Open a new terminal (Tty) tab, locate to our newly created directory es_tutorial if required, and inside the directory, enter the following commands:

curl -O https://artifacts.elastic.co/downloads/kibana/kibana-7.9.1-linux-x86_64.tar.gz
tar -xvzf kibana-7.9.1-linux-x86_64.tar.gz
cd kibana-7.9.1-linux-x86_64/
./bin/kibana

Make sure that Elasticsearch is up and running before you could set up and start Kibana. In the next section, let’s start all our installed components and check if the stack that we had built does the log aggregation for us.

Testrun

Assuming that we have individual tabs open for each component, let’s start them one by one in the same order given below:

./bin/elasticsearch
./bin/kibana
# logstash-7.9.1
./bin/logstash -f ./config/pipeline1.conf --config.reload.automatic
# filebeat-7.9.1
./filebeat -e -strict.perms=false -c filebeat.yml -d "publish"

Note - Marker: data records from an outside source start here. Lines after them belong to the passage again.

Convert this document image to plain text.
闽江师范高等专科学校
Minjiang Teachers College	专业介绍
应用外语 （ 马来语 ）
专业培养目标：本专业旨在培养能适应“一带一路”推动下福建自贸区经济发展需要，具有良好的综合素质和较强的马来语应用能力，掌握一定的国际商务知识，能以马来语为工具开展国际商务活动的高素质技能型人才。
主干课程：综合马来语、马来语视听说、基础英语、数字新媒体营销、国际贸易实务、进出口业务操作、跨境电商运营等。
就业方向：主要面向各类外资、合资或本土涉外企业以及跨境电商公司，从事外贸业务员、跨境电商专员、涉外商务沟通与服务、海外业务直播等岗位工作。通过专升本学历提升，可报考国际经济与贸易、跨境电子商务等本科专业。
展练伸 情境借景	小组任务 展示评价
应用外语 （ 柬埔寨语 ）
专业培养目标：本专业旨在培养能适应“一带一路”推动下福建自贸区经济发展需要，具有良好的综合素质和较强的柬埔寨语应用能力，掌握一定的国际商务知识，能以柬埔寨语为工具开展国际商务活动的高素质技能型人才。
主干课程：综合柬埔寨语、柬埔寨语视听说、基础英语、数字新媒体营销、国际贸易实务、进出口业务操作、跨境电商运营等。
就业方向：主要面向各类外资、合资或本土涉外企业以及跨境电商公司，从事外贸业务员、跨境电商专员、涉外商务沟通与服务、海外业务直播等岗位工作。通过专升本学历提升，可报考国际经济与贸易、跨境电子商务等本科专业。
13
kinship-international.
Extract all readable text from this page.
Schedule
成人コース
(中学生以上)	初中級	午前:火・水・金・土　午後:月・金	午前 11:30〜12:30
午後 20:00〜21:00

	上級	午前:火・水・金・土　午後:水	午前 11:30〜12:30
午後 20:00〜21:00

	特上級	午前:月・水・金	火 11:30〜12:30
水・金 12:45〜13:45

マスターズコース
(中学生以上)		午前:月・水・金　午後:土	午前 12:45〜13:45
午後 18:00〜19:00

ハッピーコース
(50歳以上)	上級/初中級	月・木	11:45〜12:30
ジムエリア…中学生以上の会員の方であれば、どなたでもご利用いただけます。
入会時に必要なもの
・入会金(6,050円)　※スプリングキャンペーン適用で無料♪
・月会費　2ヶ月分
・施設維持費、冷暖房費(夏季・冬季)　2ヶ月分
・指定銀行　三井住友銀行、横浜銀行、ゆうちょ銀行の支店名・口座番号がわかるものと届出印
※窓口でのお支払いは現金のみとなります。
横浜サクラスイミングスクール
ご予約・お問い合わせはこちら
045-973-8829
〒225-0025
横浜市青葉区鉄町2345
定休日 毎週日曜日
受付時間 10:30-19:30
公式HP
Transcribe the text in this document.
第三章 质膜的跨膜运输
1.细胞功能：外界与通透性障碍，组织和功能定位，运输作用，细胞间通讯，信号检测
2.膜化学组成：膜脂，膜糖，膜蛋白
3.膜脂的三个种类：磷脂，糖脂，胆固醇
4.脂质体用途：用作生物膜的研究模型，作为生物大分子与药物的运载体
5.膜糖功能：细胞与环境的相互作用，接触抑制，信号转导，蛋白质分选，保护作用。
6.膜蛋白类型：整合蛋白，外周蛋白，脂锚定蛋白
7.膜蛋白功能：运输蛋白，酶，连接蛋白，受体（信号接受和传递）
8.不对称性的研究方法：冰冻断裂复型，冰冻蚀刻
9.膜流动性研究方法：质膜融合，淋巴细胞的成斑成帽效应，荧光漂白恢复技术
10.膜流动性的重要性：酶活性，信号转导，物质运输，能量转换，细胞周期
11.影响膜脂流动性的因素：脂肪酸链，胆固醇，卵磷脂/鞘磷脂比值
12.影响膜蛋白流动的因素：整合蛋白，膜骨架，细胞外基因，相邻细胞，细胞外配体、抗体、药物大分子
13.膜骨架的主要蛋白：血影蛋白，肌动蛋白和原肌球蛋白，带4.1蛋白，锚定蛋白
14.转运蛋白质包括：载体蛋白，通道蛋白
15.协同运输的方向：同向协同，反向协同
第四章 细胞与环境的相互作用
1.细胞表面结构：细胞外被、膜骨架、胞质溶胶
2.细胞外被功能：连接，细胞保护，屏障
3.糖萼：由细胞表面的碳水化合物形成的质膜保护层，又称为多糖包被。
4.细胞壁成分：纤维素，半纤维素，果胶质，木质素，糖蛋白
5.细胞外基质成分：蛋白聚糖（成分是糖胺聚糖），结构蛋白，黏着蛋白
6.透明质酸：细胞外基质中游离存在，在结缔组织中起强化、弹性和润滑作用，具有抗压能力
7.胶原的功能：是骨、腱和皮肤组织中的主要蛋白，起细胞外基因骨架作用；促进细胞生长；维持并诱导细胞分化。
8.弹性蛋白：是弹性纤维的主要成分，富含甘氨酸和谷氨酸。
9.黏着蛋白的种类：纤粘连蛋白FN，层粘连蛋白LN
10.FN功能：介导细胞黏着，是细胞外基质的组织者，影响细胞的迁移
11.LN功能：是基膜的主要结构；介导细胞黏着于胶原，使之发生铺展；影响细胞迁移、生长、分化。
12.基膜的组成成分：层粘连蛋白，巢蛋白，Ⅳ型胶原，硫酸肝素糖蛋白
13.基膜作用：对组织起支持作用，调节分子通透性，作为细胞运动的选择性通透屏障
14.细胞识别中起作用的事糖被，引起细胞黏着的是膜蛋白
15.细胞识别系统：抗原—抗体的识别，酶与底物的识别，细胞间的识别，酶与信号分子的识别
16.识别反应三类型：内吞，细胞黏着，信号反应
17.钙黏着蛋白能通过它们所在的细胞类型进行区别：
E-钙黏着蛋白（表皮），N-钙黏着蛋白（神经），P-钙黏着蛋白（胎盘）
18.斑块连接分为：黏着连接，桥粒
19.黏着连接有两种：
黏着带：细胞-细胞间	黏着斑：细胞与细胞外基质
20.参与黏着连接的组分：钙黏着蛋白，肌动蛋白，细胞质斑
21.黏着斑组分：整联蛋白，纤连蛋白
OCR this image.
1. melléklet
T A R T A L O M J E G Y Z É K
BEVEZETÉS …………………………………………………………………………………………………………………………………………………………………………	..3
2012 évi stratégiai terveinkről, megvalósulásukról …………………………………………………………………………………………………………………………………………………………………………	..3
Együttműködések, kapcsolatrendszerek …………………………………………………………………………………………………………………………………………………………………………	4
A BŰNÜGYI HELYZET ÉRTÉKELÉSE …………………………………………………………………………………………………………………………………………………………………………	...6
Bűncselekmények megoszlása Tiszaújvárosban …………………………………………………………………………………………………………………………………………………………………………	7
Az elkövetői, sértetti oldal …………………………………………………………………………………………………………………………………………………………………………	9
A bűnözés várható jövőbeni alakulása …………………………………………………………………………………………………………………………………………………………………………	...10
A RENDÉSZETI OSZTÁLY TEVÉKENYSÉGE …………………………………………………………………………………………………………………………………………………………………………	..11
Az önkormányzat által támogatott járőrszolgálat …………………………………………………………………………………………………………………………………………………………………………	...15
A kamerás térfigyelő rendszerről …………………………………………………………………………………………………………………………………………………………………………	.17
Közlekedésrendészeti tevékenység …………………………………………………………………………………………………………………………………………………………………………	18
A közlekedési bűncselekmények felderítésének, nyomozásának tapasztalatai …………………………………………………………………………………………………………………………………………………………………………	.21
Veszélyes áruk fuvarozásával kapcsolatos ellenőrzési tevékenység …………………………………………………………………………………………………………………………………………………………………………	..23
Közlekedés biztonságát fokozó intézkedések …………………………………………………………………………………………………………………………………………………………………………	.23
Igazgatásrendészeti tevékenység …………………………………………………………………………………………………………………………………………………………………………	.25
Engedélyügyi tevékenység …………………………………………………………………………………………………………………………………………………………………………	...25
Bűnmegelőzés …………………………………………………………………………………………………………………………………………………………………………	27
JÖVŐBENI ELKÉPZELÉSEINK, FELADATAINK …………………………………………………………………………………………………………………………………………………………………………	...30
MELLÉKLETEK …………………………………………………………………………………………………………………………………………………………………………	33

Now that our components are running, let’s open the browser and locate the URL: http://localhost:9200/_cat/indices. This will list the indices available. You can find a new index with the format: tutorial-YYYY.MM.DD. This contains the rows of logs indexed as documents which can be verified by locating to http://localhost:9200/tutorial-YYYY.MM.DD/_search as shown in the following video:

Visualizing Data in Kibana

The logs can be visualized in Kibana by setting up the index pattern.Locate the URL: http://localhost:5601 and follow the steps given in the following video:

Dashboards can be created in Kibana on top of these index patterns and the data can be visualized.

ELK Stack is a really good open-source option for creating a log aggregation framework and the practical applications of the stack can be enormous. With the good logging practices, this platform can even help you create a real-time dashboard of your business.